Wasco's Medley takes top ranking into state wrestling championships
By ZACH EWING Ccalifornian staff writer zewing@bakersfield.com
Many of the wrestlers who invade Rabobank Arena this weekend for the CIF State Wrestling Championships will have dreams of winning a title.
Few will provide as many details as Wasco senior Sean Medley.
“I’ve had dreams about this since I was 12 years old, watching Jake Varner wrestle,” Medley said of Bakersfield’s Olympic gold medalist, who won two state titles. “I’m in the state finals, the match is tied 2-2, there’s 20 seconds left, and I just get a winning takedown. The whistle blows, and I’m just falling to my knees.
“I’m hoping that’s what I get to do this weekend.”
That’s the other thing about Medley’s dream: It’s pretty realistic. He has carried The California Wrestler’s No. 1 state ranking at 220 pounds through the whole season, and he’ll carry that bull’s-eye squarely on his back into the 40-man bracket Friday.
“Having a target on my back doesn’t bug me because I feel like I’ve earned that spot and worked hard for it,” Medley said. “Every match I go I’ll just wrestle hard, do my best and try to come out on top.”
If he does, it’ll be a victory not just for Medley, who moved to Wasco from Rosemead in the Los Angeles area when he was 9 years old. It’ll also be the first state championship in any sport for the town of Wasco.
“It’d be special for Wasco in general,” Tigers coach Juan Gallardo said. “It would be so great for the town. We would put his name on the wall (in the wrestling room), as a state champion. And other kids would want to be a part of that.
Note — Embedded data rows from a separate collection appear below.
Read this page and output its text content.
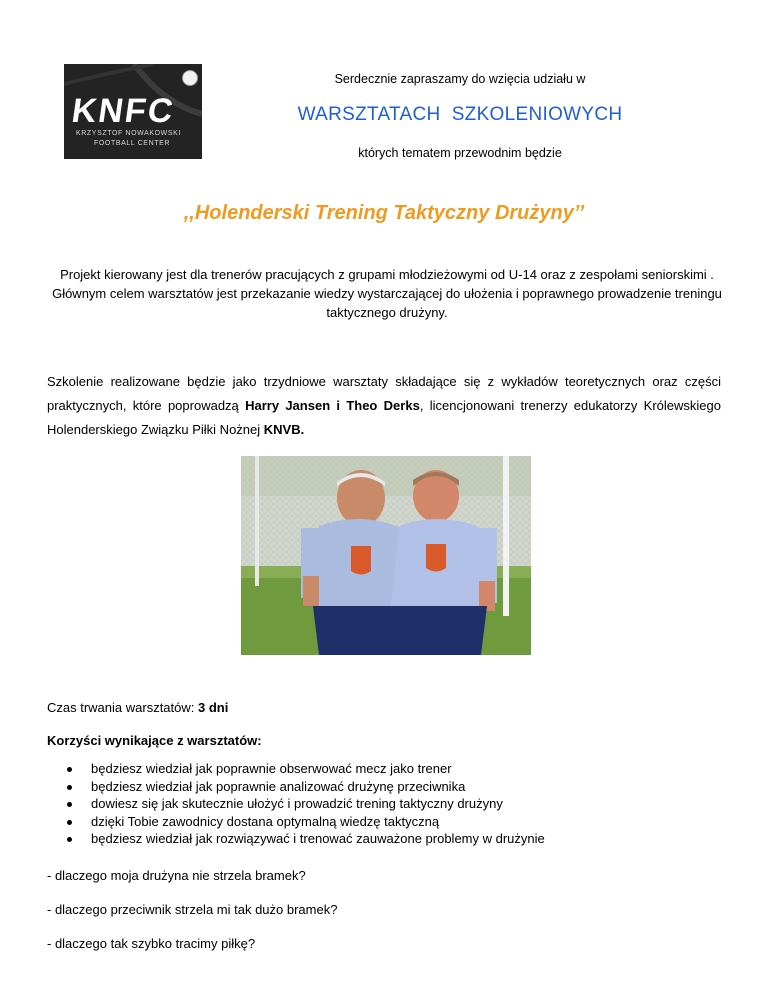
KNFC
KRZYSZTOF NOWAKOWSKI
FOOTBALL CENTER
Serdecznie zapraszamy do wzięcia udziału w
WARSZTATACH  SZKOLENIOWYCH
których tematem przewodnim będzie
,,Holenderski Trening Taktyczny Drużyny’’
Projekt kierowany jest dla trenerów pracujących z grupami młodzieżowymi od U-14 oraz z zespołami seniorskimi . Głównym celem warsztatów jest przekazanie wiedzy wystarczającej do ułożenia i poprawnego prowadzenie treningu taktycznego drużyny.
Szkolenie realizowane będzie jako trzydniowe warsztaty składające się z wykładów teoretycznych oraz części praktycznych, które poprowadzą Harry Jansen i Theo Derks, licencjonowani trenerzy edukatorzy Królewskiego Holenderskiego Związku Piłki Nożnej KNVB.
Czas trwania warsztatów: 3 dni
Korzyści wynikające z warsztatów:
będziesz wiedział jak poprawnie obserwować mecz jako trener
będziesz wiedział jak poprawnie analizować drużynę przeciwnika
dowiesz się jak skutecznie ułożyć i prowadzić trening taktyczny drużyny
dzięki Tobie zawodnicy dostana optymalną wiedzę taktyczną
będziesz wiedział jak rozwiązywać i trenować zauważone problemy w drużynie
- dlaczego moja drużyna nie strzela bramek?
- dlaczego przeciwnik strzela mi tak dużo bramek?
- dlaczego tak szybko tracimy piłkę?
It’d be wonderful.”
Gallardo would know. He made the state tournament for Wasco in 1995 and came within one match of reaching the state podium.
“I’ve got to live with that for the rest of my life,” Gallardo said. “I don’t want these kids to feel that way. I want them to get to state and get on that medal stand.”
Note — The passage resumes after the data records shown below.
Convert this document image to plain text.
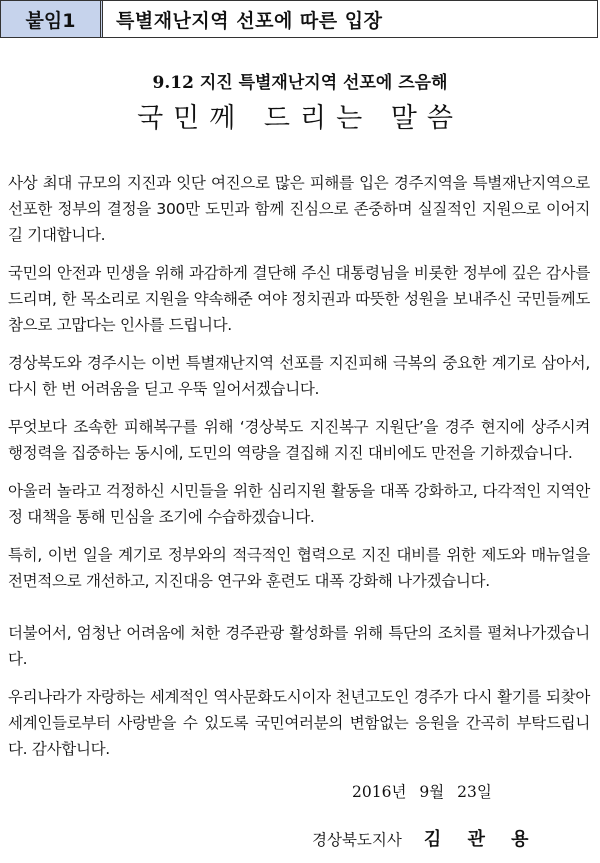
붙임1	특별재난지역 선포에 따른 입장
9.12 지진 특별재난지역 선포에 즈음해
국민께 드리는 말씀

사상 최대 규모의 지진과 잇단 여진으로 많은 피해를 입은 경주지역을 특별재난지역으로 선포한 정부의 결정을 300만 도민과 함께 진심으로 존중하며 실질적인 지원으로 이어지길 기대합니다.

국민의 안전과 민생을 위해 과감하게 결단해 주신 대통령님을 비롯한 정부에 깊은 감사를 드리며, 한 목소리로 지원을 약속해준 여야 정치권과 따뜻한 성원을 보내주신 국민들께도 참으로 고맙다는 인사를 드립니다.

경상북도와 경주시는 이번 특별재난지역 선포를 지진피해 극복의 중요한 계기로 삼아서, 다시 한 번 어려움을 딛고 우뚝 일어서겠습니다.

무엇보다 조속한 피해복구를 위해 ‘경상북도 지진복구 지원단’을 경주 현지에 상주시켜 행정력을 집중하는 동시에, 도민의 역량을 결집해 지진 대비에도 만전을 기하겠습니다.

아울러 놀라고 걱정하신 시민들을 위한 심리지원 활동을 대폭 강화하고, 다각적인 지역안정 대책을 통해 민심을 조기에 수습하겠습니다.

특히, 이번 일을 계기로 정부와의 적극적인 협력으로 지진 대비를 위한 제도와 매뉴얼을 전면적으로 개선하고, 지진대응 연구와 훈련도 대폭 강화해 나가겠습니다.

더불어서, 엄청난 어려움에 처한 경주관광 활성화를 위해 특단의 조치를 펼쳐나가겠습니다.

우리나라가 자랑하는 세계적인 역사문화도시이자 천년고도인 경주가 다시 활기를 되찾아 세계인들로부터 사랑받을 수 있도록 국민여러분의 변함없는 응원을 간곡히 부탁드립니다. 감사합니다.

2016년 9월 23일
경상북도지사 김 관 용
That’s a barrier Medley has already broken; he took fourth at 220 pounds last year, and all three wrestlers who placed above him were seniors.
“That was my exact thought: ‘I was able to take fourth last year with a bunch of seniors, so why can’t I come back and take it myself?’” Medley said. “I’ve been working for it since then. I can’t wait for all that work I’ve put in to pay off.”
Medley, who’s ranked No. 12 nationally by Intermat, has lost just once this year — to No. 11 Garrett Ryan of Kingston (Pa.)-Wyoming Seminary at the Doc Buchanan Invitational. No other California wrestler is in the top 20 at 220 pounds.
“I like my draw a lot,” Medley said. “There will be tough matches, but I’m ready for them.”
Still, a championship is never a sure thing — there are several wrestlers in the 220-pound bracket whom Medley hasn’t wrestled, like state No. 2 Derrick Jones of Bloomington and No. 4 Victor Raigoza of Orland. But Gallardo considers that to Medley’s advantage.
“I think it’s great he hasn’t wrestled those kids yet,” the coach said. “They don’t know how he wrestles, how hard he pushed, how he does his throws. It’s hard to practice for the way he is, the way he moves.”
Gallardo also said the pressure of big-time matches at state isn’t going to bother Medley.
“He’s such a special kid,” Gallardo said. “As a coach, you can see in some kids’ eyes: They’re up by one (point) and they’ve got to ride the guy out, and they get scared. Sean looks at you like, ‘Hey, it’s not a problem.’ Some kids put pressure on themselves and they crumble. He never had that virus in his body. He rises to the occasion.”
It’s been some rise. Medley started wrestling in Rosemead as a 6-year-old, but he said he wasn’t very good until he realized the winner got the spoils.
“I remember getting my butt kicked and getting up smiling, because I was just there to have some fun,” he said. “Probably my second or third year there I noticed I wasn’t getting my hand raised. I looked at the other kid and said, ‘Hey, how come that isn’t my hand? OK, to do that, I’ve got to win.’”
And so he did. And now he’s got just a few hand-raises to go before he reaches the one that will make his dreams become reality.
“This has taken me a lot of years to get here,” Medley said. “I can’t wait.”